Is She a “Lady” or a “Woman”?
A reader wonders about the words lady and woman:
I was attempting to explain, to my walking group, the difference between “woman” and “lady”. I gave examples, through parallel terms the equality between male and female, woman and man, lady and gentleman. I said, “We are all women, but not all of us are ladies. When asked if ‘lady’ was a ‘better’ woman, I was stuck because, I don’t feel that’s is the case, but I think our culture thinks so. Any help?
This question is one with all kinds of ramifications.
I belong to a generation for whom gendered words used to be fairly clear-cut:
woman: generic word for a female human being
man: generic word for a male human being
lady: a woman of refined behavior and speech
gentleman: a man of refined behavior and speech
According to these simple definitions, a lady is a woman, but not all women are ladies. Ditto with the words man and gentleman.
Since the gender revolution, some women are insulted to be called “ladies,” feeling that the word suggests inferiority, hypocrisy, or condescension. Children, on the other hand, seem to be taught to call all women ladies, and Hollywood celebrities habitually use the word “lady” to mean “girlfriend” or “wife.”
The questioner’s pairing of lady and gentleman makes sense to me, but I think the word gentleman has pretty much lost its meaning for most people. For example, policemen, lawyers, and newscasters often refer to men in criminal custody as “gentlemen.” I find this usage especially irritating.
I think of lady as a special word for a classy woman, one who dresses appropriately for different occasions and speaks and acts with unfailing courtesy to everyone she encounters. I wouldn’t say that a lady is “better” than a woman. I’d just say that certain things set a “lady” apart from your generic “woman.” To draw from the celebrity sphere, I might associate the word “lady” with Oprah or Meryl Streep, but probably not with Rosanne Barr or Britney Spears.
In the 19th and early 20th centuries, lady and woman still had connotations of social class. A NY Times article dated 1887 tells how a “gentleman” knocked down a cabman because he’d insulted the man’s wife by referring to her as a “woman.” In many novels, servants are careful to distinguish between “ladies and gentlemen,” and “persons” of lower rank. As late as 1966 Agatha Christie describes this exchange between Hercule Poirot and his manservant George:
Poirot considered this reply. He remembered the slight pause that George had made before the phrase–young lady. George was a delicate social recorder.
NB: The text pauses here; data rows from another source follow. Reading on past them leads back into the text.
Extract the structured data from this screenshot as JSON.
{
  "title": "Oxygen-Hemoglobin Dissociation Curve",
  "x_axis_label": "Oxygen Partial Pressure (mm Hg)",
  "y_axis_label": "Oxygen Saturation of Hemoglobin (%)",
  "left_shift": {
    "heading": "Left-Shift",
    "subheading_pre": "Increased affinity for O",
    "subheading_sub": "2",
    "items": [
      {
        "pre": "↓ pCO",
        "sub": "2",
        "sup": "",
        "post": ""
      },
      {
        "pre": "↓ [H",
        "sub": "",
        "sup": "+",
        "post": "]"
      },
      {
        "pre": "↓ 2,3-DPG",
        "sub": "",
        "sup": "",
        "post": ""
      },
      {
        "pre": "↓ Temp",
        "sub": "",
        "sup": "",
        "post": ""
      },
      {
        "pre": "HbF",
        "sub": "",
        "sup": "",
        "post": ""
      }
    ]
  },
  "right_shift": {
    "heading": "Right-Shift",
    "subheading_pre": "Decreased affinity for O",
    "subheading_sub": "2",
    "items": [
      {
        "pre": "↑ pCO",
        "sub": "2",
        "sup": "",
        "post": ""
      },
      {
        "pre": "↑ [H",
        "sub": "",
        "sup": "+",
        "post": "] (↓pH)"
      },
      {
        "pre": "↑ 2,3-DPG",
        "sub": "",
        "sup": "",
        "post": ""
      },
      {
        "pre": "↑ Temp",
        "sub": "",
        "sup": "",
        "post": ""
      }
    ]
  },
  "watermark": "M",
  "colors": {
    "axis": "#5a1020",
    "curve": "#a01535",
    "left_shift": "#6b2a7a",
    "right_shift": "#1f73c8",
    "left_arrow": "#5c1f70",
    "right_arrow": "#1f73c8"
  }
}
He had been uncertain of the visitor’s status but had given her the benefit of the doubt.
“You are of the opinion that she is a young lady rather than, let us say, a young person?”
“I think so, sir, though it is not always easy to tell nowadays.” George spoke with genuine regret. —Third Girl
I suppose that in our “nowadays,” any significant difference between the words lady and woman has disappeared for most speakers.